The Notifications API lets you send out notifications to those who have your web app loaded, regardless of whether it’s focused. Not only should you get permission from users before you start sending them messages, but you also need to be careful about how you go about it.

Browsers have started blocking web apps from requesting permission in a spam-like manner, as well as those who continue to request even after a user has denied permission. This API is pretty straightforward: user has web app open, request permission, send notifications.

Push API

The Push API is probably very exciting to marketers and strategists alike. With it, after receiving permission, you can send notifications to users even if your web app isn’t loaded.

This allows you to send marketing, sales, and promotional content whenever you want. Unlike mobile push, which is universally accepted as a way of life at this point, web push, in the same manner, is not. The support for this type of web push is low, meaning it’s only effective if your customers happen to be using the various browsers and devices that support it.

Building Compliant Notifications


The GDPR and the CCPA are great for a user’s information security, and the trend would suggest more measures will be put in place to protect the user. For instance, Apple is making waves by updating its privacy settings to allow users more control over how their data is used.

Companies genuinely want to be compliant, but might not have the resources necessary to make sure all aspects of the business are regulated properly.

While large corporations and social media companies are scrutinized more heavily than smaller businesses, everyone needs to be careful about abusing user data, even accidentally.


Even if your organization isn’t located in Europe, if your user base includes people residing in Europe, GDPR compliance is mandatory.
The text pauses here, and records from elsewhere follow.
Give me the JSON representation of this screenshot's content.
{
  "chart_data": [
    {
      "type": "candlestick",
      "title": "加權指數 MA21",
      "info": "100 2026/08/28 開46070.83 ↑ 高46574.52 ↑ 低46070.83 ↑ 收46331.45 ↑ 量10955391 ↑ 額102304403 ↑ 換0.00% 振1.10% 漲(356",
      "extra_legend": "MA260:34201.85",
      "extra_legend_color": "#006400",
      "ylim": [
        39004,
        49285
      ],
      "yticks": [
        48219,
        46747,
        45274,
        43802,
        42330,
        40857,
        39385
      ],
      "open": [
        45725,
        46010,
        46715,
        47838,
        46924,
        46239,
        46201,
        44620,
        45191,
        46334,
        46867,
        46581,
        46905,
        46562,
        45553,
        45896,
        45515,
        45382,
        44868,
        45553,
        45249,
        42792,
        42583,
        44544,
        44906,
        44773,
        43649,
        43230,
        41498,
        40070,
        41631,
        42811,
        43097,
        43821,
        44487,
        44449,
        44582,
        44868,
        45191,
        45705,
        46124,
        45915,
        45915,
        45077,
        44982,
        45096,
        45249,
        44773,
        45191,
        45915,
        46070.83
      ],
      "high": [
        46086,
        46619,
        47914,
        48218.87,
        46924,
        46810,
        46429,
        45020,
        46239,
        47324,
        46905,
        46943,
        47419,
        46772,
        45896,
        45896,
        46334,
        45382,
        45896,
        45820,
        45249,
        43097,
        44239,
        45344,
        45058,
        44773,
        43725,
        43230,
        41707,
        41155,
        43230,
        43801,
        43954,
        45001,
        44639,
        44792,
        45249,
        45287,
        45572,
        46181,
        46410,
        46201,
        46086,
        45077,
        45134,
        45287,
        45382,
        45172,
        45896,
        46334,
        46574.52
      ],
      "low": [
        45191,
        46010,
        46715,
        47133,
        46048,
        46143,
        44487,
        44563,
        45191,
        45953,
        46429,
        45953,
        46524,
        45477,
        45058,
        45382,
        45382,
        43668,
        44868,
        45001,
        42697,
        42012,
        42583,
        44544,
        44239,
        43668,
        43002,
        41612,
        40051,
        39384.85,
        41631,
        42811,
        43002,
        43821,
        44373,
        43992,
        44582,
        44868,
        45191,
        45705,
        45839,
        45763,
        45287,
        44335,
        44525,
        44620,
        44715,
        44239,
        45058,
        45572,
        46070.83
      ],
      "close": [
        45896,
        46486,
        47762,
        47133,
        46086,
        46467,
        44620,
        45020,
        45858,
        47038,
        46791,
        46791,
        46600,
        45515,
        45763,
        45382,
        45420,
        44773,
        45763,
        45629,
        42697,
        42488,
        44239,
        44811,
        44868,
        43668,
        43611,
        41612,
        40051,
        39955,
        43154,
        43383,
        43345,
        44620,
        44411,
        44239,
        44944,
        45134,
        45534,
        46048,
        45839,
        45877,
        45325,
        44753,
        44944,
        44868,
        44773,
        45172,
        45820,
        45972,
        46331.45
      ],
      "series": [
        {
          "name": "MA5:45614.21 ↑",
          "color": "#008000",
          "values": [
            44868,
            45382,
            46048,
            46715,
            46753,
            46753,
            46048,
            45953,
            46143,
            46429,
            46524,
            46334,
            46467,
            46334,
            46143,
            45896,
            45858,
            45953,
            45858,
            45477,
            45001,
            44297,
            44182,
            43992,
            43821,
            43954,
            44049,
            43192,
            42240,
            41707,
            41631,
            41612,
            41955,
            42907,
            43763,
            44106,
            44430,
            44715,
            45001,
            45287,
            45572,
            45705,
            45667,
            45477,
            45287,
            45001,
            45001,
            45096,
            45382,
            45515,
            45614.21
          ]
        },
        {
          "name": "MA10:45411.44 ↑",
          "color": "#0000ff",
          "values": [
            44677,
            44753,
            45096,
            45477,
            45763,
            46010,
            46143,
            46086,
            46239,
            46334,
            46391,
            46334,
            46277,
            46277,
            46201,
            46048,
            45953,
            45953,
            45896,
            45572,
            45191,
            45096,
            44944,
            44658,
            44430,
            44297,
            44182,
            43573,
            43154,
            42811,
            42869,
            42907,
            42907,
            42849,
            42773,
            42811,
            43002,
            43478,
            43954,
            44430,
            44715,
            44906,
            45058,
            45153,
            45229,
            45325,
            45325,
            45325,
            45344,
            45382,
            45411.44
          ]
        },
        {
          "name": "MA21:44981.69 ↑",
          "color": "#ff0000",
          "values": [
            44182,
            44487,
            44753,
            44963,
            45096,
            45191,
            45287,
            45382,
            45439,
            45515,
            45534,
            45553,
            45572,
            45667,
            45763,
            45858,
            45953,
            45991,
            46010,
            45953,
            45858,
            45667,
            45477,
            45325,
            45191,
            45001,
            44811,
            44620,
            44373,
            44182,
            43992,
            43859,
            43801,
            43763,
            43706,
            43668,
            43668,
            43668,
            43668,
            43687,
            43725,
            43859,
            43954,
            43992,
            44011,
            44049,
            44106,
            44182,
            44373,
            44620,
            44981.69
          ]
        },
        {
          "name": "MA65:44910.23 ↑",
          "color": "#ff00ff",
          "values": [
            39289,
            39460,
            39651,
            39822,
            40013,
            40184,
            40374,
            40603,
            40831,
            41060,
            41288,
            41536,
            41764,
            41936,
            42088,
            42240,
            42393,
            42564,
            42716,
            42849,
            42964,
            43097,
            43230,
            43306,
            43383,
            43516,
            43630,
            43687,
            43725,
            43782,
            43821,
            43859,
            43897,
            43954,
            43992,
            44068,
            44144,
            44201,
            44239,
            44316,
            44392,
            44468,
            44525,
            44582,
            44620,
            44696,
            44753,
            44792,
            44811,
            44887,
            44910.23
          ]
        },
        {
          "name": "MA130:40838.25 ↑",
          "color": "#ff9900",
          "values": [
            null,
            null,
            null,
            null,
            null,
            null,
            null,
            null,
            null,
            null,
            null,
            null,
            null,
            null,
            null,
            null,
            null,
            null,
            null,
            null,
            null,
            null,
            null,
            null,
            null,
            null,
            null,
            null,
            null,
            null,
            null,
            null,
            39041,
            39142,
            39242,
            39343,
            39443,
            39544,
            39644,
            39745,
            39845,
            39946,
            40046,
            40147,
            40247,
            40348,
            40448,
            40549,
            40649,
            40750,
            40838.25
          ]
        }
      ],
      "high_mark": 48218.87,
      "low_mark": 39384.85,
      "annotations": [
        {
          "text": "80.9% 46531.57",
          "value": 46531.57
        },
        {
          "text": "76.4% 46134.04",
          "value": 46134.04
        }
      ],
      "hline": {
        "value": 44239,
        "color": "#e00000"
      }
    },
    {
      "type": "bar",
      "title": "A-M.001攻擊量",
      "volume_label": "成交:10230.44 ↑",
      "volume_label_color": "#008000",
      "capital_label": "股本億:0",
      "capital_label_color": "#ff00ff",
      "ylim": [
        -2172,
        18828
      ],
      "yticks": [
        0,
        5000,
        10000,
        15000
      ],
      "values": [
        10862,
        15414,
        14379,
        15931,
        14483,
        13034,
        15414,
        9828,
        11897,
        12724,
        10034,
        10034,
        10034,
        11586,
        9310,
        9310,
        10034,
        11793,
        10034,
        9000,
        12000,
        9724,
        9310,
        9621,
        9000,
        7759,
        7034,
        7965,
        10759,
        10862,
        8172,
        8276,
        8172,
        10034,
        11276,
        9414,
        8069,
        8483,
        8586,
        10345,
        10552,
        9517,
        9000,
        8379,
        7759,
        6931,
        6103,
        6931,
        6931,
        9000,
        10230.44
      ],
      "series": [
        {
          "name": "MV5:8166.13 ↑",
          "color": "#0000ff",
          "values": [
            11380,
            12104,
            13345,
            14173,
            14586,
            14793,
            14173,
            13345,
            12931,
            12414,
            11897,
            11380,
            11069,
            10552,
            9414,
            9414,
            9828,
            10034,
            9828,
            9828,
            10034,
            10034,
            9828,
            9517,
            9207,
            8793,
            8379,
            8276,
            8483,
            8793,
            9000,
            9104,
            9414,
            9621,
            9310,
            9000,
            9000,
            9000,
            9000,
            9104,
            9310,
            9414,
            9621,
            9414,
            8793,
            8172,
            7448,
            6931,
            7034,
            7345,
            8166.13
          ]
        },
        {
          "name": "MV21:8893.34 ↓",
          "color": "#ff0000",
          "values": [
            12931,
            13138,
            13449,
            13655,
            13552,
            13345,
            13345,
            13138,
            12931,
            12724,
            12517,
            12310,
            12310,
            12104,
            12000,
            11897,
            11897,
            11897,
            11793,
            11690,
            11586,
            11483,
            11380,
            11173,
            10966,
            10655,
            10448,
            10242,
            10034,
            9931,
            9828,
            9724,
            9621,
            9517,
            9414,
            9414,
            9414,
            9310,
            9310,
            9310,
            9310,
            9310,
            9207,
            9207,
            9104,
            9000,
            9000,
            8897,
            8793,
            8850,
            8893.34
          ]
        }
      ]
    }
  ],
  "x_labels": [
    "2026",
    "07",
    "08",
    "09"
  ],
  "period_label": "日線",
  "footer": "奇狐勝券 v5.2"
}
The same is true for California. If your user base includes people residing in California, regardless of where your organization is located, CCPA compliance is mandatory.

A GDPR violation can result in a twenty million euro fine, and the cost of CCPA violations result in equally hefty fines. The future of responsible tech will revolve around companies needing to justify and explain to users why their personal identifying information needs to be collected and what it’s being used for.

Now might be the time to reassess what data you actually need to be taking from your users.

While most notification systems will require some form of consent, push notifications take more work to be fully compliant.

With push notifications requiring tokens and provisioning certificates that a user can revoke at any time, keeping those updated can be a headache in a custom solution. Whether you opt for a custom solution or want to integrate a third-party tool, it’s crucial to know who is ultimately responsible for the storage and maintenance of the user’s data, and how much time and effort it costs to be compliant.

We’re not saying every third-party tool is GDPR and CCPA compliant, but this is also a consideration that needs to be taken into account when figuring out the scale and timeframe of a project like this.


Unless notifications are your core business, buying is your best option

The biggest benefit a third-party tool is going to give you is the ability to offload a lot of the responsibility of notification system architecture.

Third-party tools provide you with full solutions with their APIs and SDKs, often with ways to tailor the experience to your business—if you have the capacity to take on more work.

While your core product may not be tied to notifications, notifications are the core product of notification tools. The people behind these tools are constantly working to improve their product and add features that will help you utilize notifications.